Last year, we spoke with Mike Rispoli, the director of the News Voices project at Free Press, the advocacy organization that led the effort to get the state of New Jersey to pony up for local news. The money came from a 2017 broadband spectrum auction that Free Press had initially envisioned could deliver as much as $100 million to local news initiatives in the state. Rispoli said at the time:

We think that this money that the consortium will grant out can absolutely be used for journalism, but also help get civic technology projects off the ground in certain communities, help some of the universities involved develop students journalists and create fellowships where they work with local newsrooms to cover communities that are no longer being covered by this outlet. We know that $2 million is not enough to solve the local news crisis in New Jersey but we do hope it will begin to invest in projects that will come up with different sustainability models or help support some of the emerging projects we’ve seen at the local level in a response to the demise of legacy media in New Jersey. This money can go to some of these really interesting emerging projects and give them more support as they figure things out.
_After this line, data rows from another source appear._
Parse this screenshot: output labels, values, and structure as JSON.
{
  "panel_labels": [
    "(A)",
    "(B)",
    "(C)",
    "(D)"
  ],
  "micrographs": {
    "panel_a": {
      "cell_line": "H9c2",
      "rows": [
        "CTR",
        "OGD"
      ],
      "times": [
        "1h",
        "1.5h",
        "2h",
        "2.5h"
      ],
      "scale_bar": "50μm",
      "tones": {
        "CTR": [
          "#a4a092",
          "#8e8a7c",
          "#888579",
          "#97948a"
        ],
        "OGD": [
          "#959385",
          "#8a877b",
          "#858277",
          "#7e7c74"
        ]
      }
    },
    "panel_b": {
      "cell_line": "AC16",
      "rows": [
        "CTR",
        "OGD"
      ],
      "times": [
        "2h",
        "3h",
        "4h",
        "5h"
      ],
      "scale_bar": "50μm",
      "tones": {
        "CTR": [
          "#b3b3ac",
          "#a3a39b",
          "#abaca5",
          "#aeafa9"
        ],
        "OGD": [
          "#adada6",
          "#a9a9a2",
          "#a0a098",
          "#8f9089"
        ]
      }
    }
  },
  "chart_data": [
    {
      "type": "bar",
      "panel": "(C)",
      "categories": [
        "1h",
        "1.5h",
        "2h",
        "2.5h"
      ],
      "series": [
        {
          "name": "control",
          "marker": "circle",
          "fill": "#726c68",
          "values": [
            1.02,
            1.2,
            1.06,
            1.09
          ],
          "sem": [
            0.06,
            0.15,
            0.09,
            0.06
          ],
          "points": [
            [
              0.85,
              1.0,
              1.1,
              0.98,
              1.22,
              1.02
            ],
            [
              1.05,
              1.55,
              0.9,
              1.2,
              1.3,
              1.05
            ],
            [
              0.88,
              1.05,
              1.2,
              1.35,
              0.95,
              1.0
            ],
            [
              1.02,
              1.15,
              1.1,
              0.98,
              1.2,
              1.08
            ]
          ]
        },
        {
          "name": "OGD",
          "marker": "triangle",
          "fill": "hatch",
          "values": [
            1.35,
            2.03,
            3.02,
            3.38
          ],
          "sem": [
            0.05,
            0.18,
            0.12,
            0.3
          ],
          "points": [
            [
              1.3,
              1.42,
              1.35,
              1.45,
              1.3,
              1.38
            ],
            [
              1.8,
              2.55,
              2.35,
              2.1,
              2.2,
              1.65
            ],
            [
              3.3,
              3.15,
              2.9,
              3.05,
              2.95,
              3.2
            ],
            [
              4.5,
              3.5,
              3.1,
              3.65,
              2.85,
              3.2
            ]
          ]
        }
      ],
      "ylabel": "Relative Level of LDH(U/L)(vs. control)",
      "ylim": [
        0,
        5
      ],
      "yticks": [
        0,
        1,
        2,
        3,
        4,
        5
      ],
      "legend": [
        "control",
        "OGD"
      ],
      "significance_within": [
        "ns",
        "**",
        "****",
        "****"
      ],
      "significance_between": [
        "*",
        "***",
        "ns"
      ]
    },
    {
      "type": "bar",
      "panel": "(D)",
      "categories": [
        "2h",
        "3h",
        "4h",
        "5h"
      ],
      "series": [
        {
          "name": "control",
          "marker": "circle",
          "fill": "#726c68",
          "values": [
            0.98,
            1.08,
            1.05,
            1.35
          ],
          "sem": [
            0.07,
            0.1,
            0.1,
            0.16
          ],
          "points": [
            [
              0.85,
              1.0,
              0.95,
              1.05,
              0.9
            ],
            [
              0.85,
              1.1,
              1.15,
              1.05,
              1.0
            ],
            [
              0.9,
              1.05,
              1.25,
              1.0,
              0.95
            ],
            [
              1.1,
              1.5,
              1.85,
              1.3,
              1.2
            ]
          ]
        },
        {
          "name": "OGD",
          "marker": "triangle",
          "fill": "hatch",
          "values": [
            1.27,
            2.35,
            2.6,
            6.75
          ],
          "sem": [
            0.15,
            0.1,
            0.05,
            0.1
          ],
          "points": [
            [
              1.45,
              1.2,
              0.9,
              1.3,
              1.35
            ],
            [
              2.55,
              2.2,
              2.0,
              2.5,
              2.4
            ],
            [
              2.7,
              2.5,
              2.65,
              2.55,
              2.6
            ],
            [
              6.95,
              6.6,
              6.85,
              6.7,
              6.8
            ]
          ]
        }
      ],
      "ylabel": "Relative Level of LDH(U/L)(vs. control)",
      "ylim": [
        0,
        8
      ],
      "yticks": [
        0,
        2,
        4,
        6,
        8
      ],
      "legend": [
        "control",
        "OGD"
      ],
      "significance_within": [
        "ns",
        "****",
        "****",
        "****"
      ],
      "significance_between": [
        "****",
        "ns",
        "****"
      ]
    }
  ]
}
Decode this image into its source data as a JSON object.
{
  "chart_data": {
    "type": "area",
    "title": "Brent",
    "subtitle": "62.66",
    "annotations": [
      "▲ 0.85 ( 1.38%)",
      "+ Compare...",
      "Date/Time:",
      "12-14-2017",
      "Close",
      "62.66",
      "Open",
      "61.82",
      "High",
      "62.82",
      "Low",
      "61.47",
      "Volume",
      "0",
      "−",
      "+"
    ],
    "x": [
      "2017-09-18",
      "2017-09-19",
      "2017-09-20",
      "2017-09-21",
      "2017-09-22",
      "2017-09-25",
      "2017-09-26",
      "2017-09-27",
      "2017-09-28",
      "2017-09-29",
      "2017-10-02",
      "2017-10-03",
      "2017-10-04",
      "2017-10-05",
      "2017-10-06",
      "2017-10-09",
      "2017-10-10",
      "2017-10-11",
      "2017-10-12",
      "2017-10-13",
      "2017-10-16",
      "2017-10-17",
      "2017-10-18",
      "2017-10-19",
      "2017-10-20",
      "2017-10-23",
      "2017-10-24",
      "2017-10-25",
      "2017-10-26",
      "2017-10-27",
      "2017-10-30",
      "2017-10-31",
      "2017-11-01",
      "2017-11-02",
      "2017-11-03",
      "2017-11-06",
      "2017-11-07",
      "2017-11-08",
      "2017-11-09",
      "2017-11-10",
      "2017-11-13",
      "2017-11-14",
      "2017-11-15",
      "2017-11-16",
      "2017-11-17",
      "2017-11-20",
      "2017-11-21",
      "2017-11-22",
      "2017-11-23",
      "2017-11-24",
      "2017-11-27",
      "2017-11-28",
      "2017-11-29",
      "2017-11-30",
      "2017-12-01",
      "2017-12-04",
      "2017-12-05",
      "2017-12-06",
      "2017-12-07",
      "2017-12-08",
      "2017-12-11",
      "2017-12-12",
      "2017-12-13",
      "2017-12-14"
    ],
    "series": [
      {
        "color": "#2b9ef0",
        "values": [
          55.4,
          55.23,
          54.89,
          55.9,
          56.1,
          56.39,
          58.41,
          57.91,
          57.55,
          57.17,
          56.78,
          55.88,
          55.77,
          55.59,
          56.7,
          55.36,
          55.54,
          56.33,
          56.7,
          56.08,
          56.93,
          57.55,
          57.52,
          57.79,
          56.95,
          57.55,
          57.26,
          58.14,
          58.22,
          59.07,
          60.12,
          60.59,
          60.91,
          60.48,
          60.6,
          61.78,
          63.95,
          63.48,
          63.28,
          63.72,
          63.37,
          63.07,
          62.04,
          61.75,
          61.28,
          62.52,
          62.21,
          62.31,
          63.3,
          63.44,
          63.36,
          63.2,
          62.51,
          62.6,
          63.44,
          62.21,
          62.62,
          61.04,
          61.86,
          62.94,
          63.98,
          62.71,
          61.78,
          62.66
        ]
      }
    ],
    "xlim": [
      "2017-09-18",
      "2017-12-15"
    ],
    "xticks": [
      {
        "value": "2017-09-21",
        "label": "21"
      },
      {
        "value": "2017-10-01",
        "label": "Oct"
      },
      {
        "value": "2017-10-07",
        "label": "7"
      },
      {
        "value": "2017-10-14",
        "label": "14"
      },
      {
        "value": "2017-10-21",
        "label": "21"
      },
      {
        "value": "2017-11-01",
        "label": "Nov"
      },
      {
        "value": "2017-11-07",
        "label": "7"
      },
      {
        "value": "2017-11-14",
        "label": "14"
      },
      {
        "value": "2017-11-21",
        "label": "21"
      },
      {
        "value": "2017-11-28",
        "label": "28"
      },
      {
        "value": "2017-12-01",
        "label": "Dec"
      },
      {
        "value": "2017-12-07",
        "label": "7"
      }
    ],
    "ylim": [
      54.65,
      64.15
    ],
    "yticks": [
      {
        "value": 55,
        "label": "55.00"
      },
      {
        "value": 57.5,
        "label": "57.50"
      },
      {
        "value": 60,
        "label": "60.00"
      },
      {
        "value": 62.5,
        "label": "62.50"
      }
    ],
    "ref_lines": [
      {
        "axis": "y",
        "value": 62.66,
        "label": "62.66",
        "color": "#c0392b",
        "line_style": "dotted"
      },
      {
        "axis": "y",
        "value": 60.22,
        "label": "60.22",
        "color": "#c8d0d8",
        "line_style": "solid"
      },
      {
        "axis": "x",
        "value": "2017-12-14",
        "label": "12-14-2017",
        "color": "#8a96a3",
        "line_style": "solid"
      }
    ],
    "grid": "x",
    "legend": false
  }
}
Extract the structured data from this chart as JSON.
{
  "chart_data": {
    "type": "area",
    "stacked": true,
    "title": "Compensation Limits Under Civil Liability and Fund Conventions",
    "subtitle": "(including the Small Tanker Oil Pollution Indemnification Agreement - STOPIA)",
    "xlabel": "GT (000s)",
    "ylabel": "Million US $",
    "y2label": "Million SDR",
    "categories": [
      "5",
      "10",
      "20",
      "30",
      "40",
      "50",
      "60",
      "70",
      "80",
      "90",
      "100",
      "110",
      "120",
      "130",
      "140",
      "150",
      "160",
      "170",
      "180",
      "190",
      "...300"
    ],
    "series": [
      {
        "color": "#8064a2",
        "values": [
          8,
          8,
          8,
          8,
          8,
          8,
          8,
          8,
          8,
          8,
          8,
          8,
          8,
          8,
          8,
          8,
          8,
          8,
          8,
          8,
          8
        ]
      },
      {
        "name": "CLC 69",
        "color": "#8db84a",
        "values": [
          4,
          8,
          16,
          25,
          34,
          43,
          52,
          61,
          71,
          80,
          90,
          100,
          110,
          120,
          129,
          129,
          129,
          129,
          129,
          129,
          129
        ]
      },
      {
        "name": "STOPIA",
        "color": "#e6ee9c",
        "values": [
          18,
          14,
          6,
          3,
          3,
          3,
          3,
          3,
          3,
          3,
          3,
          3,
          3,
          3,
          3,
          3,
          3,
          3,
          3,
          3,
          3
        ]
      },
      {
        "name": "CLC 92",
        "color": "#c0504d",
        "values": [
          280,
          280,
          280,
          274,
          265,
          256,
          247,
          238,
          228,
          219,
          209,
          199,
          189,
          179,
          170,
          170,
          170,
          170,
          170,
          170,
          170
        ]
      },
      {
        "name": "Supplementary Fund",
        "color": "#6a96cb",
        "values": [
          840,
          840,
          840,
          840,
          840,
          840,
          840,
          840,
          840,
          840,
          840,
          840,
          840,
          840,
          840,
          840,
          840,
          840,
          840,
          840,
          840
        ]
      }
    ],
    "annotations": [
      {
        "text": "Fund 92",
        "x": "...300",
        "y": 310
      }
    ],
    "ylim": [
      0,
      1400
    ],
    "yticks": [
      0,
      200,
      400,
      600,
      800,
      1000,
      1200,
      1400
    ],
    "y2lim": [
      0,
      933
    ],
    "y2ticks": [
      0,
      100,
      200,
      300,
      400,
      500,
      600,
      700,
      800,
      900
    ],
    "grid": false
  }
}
I also think both the consortium and the campaign for the civic info bill will hopefully serve as a model for other states as they expand what they can be doing in response to the disappearance of local news. We’re seeing that happen in Massachusetts this week where there was a hearing on a bill to set up a commission for strengthening local news in underserved communities. We’re seeing the Colorado Media Project looking at possible public pathways to strengthen and support local news. We’re seeing at the federal level with bills recently introduced that could help create and support nonprofit media. We’re hopeful that no matter what the state of the consortium in New Jersey, that it will serve as an example for not only policies that can be passed to strengthen local news but that when you engage the public in these conversations that they will actually begin to organize and take action in support of policies that strengthen local news.